Martes, 15 de Septiembre de 2026

Los expertos en psicología coinciden: quienes miran varias veces el reloj sin estar apurados no solo es por aburrimiento, sino que tienen necesidad de control

ArgentinaLa Nación, Argentina 11 de septiembre de 2026

Es una costumbre muy común, pero que también esconde diversos detalles sobre la personalidad

Es una costumbre muy común, pero que también esconde diversos detalles sobre la personalidad.

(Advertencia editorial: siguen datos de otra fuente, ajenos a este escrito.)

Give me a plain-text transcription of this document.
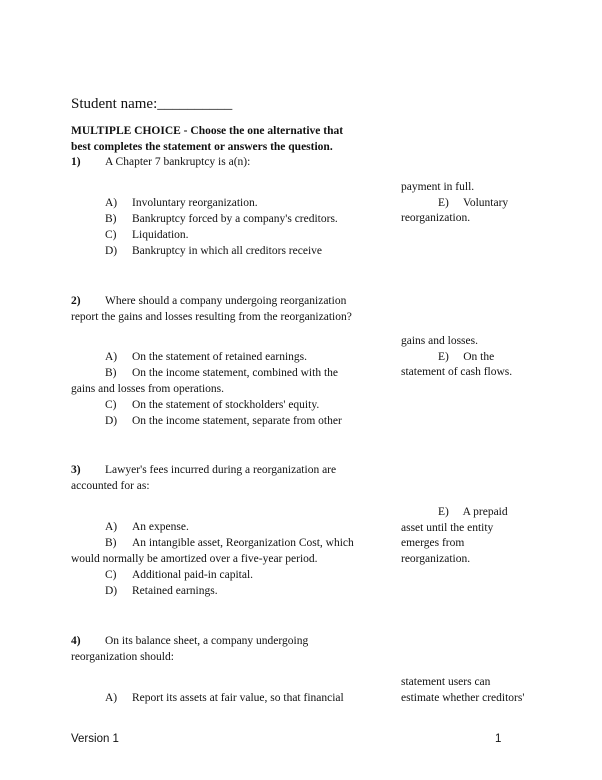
Student name:__________
MULTIPLE CHOICE - Choose the one alternative that
best completes the statement or answers the question.
1) A Chapter 7 bankruptcy is a(n):
A) Involuntary reorganization.
B) Bankruptcy forced by a company's creditors.
C) Liquidation.
D) Bankruptcy in which all creditors receive
payment in full.
E)     Voluntary
reorganization.
2) Where should a company undergoing reorganization
report the gains and losses resulting from the reorganization?
A) On the statement of retained earnings.
B) On the income statement, combined with the
gains and losses from operations.
C) On the statement of stockholders' equity.
D) On the income statement, separate from other
gains and losses.
E)     On the
statement of cash flows.
3) Lawyer's fees incurred during a reorganization are
accounted for as:
A) An expense.
B) An intangible asset, Reorganization Cost, which
would normally be amortized over a five-year period.
C) Additional paid-in capital.
D) Retained earnings.
E)     A prepaid
asset until the entity
emerges from
reorganization.
4) On its balance sheet, a company undergoing
reorganization should:
A) Report its assets at fair value, so that financial
statement users can
estimate whether creditors'
Version 1	1
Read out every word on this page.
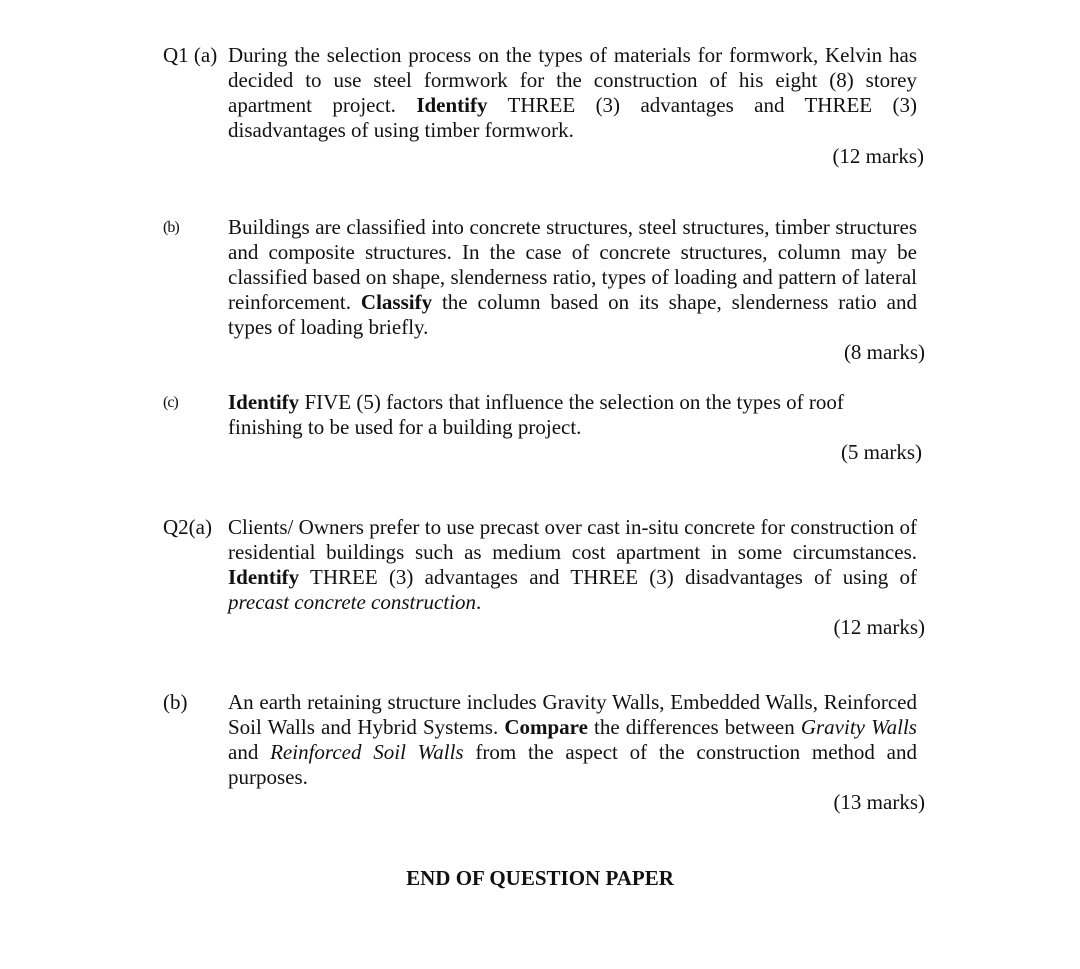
Q1 (a) During the selection process on the types of materials for formwork, Kelvin has decided to use steel formwork for the construction of his eight (8) storey apartment project. Identify THREE (3) advantages and THREE (3) disadvantages of using timber formwork.

(12 marks)
(b) Buildings are classified into concrete structures, steel structures, timber structures and composite structures. In the case of concrete structures, column may be classified based on shape, slenderness ratio, types of loading and pattern of lateral reinforcement. Classify the column based on its shape, slenderness ratio and types of loading briefly.

(8 marks)
(c) Identify FIVE (5) factors that influence the selection on the types of roof finishing to be used for a building project.

(5 marks)
Q2(a) Clients/ Owners prefer to use precast over cast in-situ concrete for construction of residential buildings such as medium cost apartment in some circumstances. Identify THREE (3) advantages and THREE (3) disadvantages of using of precast concrete construction.

(12 marks)
(b) An earth retaining structure includes Gravity Walls, Embedded Walls, Reinforced Soil Walls and Hybrid Systems. Compare the differences between Gravity Walls and Reinforced Soil Walls from the aspect of the construction method and purposes.

(13 marks)
END OF QUESTION PAPER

De seguro te pasó que durante una conversación importante, tu acompañante no dejaba de mirar el celular o fuiste tú quien contó en más de una ocasión cómo pasaban los minutos aunque no tuvieras necesidad de marcharte rápido.

Frente a esto, la psicología analizó por qué algunas personas miran varias veces el reloj sin estar apurados y los expertos llegaron a la conclusión de que no solo se trata de un posible aburrimiento, sino de una necesidad de control y es una señal social de comunicación no verbal.

¿Qué dice la psicología de quienes miran varias veces el reloj sin estar apurados?

Mirar el reloj de forma repetida sin tener prisa suele ser un reflejo inconsciente de ansiedad leve, necesidad de control o un hábito automático del cerebro. Aunque la otra persona puede interpretarlo como un posible aburrimiento o apuro, no siempre es así, ya que también puede ser una simple consulta para saber cuánto tiempo pasó y poder planificar tareas futuras.

¿Qué hay detrás de mirar varias veces el reloj sin estar apurados?

Los expertos destacan algunas razones psicológicas principales detrás de este hábito:

Ansiedad orientada al futuro: la mente anticipa lo que viene y usa el reloj como una cuenta regresiva mental. Cada mirada busca un alivio rápido, pero suele aumentar la preocupación.

Búsqueda de control: el cerebro intenta ordenar el entorno y estructurar el momento presente. Ver que el tiempo avanza da una falsa sensación de seguridad ante la incertidumbre.

Hábito automatizado: se convierte en un tic conductual. La persona repite el gesto sin registrar conscientemente cuántas veces lo hace.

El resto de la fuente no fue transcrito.